Sentinel and Failover

You’ve secured your data with RDB and AOF. But what if the server itself dies? Your application will still experience downtime. To prevent this, we use Redis Sentinel.

1. What is Sentinel?

Redis Sentinel is a distributed system that monitors your Redis instances and performs the following tasks:

  • Monitoring: Periodically checks if your Master and Replica instances are working as expected.
  • Notification: Alerts your application or system administrator when something goes wrong.
  • Automatic Failover: If the Master dies, Sentinel promotes a Replica to be the new Master.
  • Configuration Provider: Acts as a source of truth for clients to find the current Master’s IP address.

2. The Quorum

Sentinel is a distributed system itself. To avoid “Split Brain” scenarios (where two nodes think they are the Master), Sentinels use a Quorum.

  • If you have 3 Sentinels and a Quorum of 2, at least 2 Sentinels must agree that the Master is down before a failover is triggered.
  • Once agreed, the Sentinels elect a Leader among themselves to carry out the failover.

3. The Failover Process

  1. Detection: Master stops responding to PINGs.
  2. S_DOWN: A single Sentinel marks the master as Subjectively Down.
  3. O_DOWN: Quorum is reached; the master is Objectively Down.
  4. Election: Sentinels pick the best Replica (based on priority and replication offset).
  5. Promotion: The picked Replica is promoted to Master. All other Replicas are told to follow the new Master.

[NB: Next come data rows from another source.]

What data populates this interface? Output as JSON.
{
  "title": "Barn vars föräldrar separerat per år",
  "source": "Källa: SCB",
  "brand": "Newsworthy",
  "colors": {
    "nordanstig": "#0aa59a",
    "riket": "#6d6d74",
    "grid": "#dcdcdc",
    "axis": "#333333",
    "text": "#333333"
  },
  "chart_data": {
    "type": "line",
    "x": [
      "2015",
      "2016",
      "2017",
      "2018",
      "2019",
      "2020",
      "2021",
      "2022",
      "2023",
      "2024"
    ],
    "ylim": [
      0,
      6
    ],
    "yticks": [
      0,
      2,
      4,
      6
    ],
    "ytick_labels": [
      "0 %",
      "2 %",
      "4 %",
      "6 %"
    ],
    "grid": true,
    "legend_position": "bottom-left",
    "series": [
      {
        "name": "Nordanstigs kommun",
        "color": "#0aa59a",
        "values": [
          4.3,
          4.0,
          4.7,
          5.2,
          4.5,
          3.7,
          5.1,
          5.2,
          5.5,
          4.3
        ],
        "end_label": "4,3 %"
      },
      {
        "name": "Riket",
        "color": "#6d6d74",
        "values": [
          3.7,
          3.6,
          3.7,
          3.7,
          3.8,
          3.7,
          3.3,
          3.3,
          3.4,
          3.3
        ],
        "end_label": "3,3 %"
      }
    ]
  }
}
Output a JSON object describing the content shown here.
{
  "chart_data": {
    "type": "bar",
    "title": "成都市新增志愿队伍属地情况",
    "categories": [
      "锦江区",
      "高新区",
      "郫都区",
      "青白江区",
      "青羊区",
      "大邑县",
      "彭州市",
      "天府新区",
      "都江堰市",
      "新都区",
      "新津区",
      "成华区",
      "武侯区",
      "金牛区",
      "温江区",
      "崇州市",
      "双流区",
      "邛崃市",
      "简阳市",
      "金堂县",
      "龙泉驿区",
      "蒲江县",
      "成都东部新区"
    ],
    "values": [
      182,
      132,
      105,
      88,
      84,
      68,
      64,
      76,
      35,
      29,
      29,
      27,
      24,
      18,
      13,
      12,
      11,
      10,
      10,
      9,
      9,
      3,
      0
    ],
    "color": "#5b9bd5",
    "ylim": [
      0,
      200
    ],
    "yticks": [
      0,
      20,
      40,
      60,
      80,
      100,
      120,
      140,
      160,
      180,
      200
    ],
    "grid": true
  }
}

4. Interactive: Sentinel Failover

Kill the Master and watch Sentinel promote a Replica.

MASTER
⬅️
👁️
Sentinel
➡️
REPLICA
Ready
Status: Healthy

5. Summary

Sentinel is a key part of the Redis ecosystem for applications that cannot afford any downtime. It provides the automation needed to turn a manually managed database into a self-healing, high-availability system.